Focusing-Oriented Therapy Q and A: What are the two most common therapeutic dead ends and how do we avoid them?

Focusing-Oriented Therapy Q and A: What are the two most common therapeutic dead ends and how do we avoid them?
Jeffrey Morrison Therapy

Two kinds of dead ends can happen in psychotherapy: The first occurs when the therapy consists only of interpretation and inference without an experiential process. The second dead end happens when there are [clearly felt] emotions, but they are repeated over and over. (Gendlin, p. 7, 1996)

Therapy often becomes an attempt to understand a situation like, “why am I so anxious?” Therapists and clients engage in detective work about causes, beliefs and behaviors that lead to anxiety. This investigation can be interesting but seldom leads to change unless there is time spent touching into the bodily felt experience of being anxious.

This first dead end could be called staying in your head or as Gendlin (1996), whose research led to the discovery of Focusing, referred to it,  “dead-end discussion” (p. 7). We are taught both to know the answer to things (we assume one already exists) and to use our intellect to figure things out. We say things like, “It must be because I am so hard on myself. You would think by now I would have grown up and made these changes.” Notice the word must. “It must be” is an inference about something without ever sensing into it. This intellectually jumped to conclusion doesn’t lead to anything new.

The way out of this mental ping-pong match is to slow down and notice what effect anything that is said or done has on how the problem is directly experienced. In the example above the client says, “It must be because I’m so hard on myself.” What would you say in response? I might say, “You’re sensing something about the way you treat yourself that feels hard. Can you sense in here (hand on my chest) how it feels when you’re hard on yourself?” I am directing the client to sense their experience directly, bodily, in the moment. From there, little steps of change can arise because the client has the issue as a living something to be explored further. Without directly experiencing it, an issue remains static and conceptual, waiting for some outside pressure to make it better.

The second dead end is one of unchanging feelings.

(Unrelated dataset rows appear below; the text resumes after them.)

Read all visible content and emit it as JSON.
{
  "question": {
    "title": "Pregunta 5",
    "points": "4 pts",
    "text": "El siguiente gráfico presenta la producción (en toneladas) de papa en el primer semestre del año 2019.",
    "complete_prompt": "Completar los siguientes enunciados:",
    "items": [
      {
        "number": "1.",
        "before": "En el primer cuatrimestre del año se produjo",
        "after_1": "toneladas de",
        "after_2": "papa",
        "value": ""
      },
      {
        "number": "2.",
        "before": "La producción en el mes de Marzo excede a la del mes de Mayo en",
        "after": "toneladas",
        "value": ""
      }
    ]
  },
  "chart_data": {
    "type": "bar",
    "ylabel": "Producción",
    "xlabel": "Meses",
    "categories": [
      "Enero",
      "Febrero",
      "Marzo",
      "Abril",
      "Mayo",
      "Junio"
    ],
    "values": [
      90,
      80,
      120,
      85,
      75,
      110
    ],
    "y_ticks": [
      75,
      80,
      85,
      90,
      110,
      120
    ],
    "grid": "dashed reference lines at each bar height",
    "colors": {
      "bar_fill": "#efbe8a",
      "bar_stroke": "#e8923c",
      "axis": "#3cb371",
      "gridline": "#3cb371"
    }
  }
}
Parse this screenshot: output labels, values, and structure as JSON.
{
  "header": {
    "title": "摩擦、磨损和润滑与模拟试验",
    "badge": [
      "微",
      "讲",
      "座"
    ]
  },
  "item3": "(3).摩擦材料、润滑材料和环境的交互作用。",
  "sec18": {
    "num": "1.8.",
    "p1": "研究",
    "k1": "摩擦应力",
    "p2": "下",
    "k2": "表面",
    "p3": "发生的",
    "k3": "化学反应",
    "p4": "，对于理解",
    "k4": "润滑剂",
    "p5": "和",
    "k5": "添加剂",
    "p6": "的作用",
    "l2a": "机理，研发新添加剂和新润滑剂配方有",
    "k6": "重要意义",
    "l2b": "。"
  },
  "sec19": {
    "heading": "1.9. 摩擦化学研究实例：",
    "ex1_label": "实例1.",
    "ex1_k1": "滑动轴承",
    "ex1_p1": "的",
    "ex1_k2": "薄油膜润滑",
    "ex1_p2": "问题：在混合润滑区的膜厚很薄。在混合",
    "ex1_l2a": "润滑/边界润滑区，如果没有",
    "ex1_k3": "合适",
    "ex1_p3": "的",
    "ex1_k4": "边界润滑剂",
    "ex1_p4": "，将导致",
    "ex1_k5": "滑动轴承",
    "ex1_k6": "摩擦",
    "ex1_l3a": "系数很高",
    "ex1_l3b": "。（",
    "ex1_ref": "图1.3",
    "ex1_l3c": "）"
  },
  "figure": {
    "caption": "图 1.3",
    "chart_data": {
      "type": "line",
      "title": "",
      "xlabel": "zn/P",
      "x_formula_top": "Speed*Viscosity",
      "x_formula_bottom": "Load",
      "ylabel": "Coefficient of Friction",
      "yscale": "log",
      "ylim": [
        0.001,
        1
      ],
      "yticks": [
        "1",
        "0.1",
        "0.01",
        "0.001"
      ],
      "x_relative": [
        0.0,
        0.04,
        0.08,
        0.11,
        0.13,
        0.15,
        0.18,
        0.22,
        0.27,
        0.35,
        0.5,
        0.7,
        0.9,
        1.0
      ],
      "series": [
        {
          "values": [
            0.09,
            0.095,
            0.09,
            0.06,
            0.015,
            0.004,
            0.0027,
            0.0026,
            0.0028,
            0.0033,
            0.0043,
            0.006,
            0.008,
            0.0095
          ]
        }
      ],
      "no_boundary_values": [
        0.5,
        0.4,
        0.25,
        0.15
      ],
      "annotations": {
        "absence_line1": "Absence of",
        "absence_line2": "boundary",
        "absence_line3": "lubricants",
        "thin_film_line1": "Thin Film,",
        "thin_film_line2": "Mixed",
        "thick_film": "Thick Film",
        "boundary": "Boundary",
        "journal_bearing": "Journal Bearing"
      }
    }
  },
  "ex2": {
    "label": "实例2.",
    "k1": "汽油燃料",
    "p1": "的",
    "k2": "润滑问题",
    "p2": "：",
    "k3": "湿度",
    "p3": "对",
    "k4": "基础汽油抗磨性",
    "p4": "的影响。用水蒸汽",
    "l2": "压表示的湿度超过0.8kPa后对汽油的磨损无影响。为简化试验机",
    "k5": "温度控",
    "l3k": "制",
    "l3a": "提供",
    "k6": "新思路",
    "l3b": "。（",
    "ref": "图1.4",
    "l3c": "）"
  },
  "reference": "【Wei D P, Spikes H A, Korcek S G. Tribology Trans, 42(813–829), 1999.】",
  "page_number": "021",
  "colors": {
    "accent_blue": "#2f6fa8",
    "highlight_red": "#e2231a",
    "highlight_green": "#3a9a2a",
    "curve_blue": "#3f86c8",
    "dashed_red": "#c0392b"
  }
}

Clients often have strong emotions, but rather than resolving the feelings repeat and nothing changes. Dead end feelings remain the same because they seem rather clear and final. While emotions include a somatic awareness, most clients don’t know how to stay with it and explore the unclear murky edge of their experience. Moreover, most schools of therapy do not provide training in how to help clients with this process.

The way out of this dead end is by helping the client sense into and below the emotion that seems clear to a place of something felt, yet unclear. Focusing emerged from research, which showed that clients who made changes in therapy did so because they were already able to sense and explore the unclear edge of their experience. A client may say, “I’m so frustrated with him… (groping for words and hesitates) …well it’s more like a feeling of deep disappointment. I was hoping it would be different this time.” You can see in this example how the content of the experience begins to change as the client explores the vague edge in her relationship. This occurs because the client is in touch with the felt living process of their experience.

Every experience and event contains implicit further movement. To find it one must sense its unclear edge. Every experience can be carried forward. Given a little help one can sense an “edge” in the experience more intricate than one’s words or concepts can convey. One must attend to such sensed edges because steps of change come at those edges. (Gendlin, p. 15 1996)


Gendlin, E. (1996). Focusing-Oriented Psychotherapy: A Manual of the Experiential Method.New York: The Guilford Press.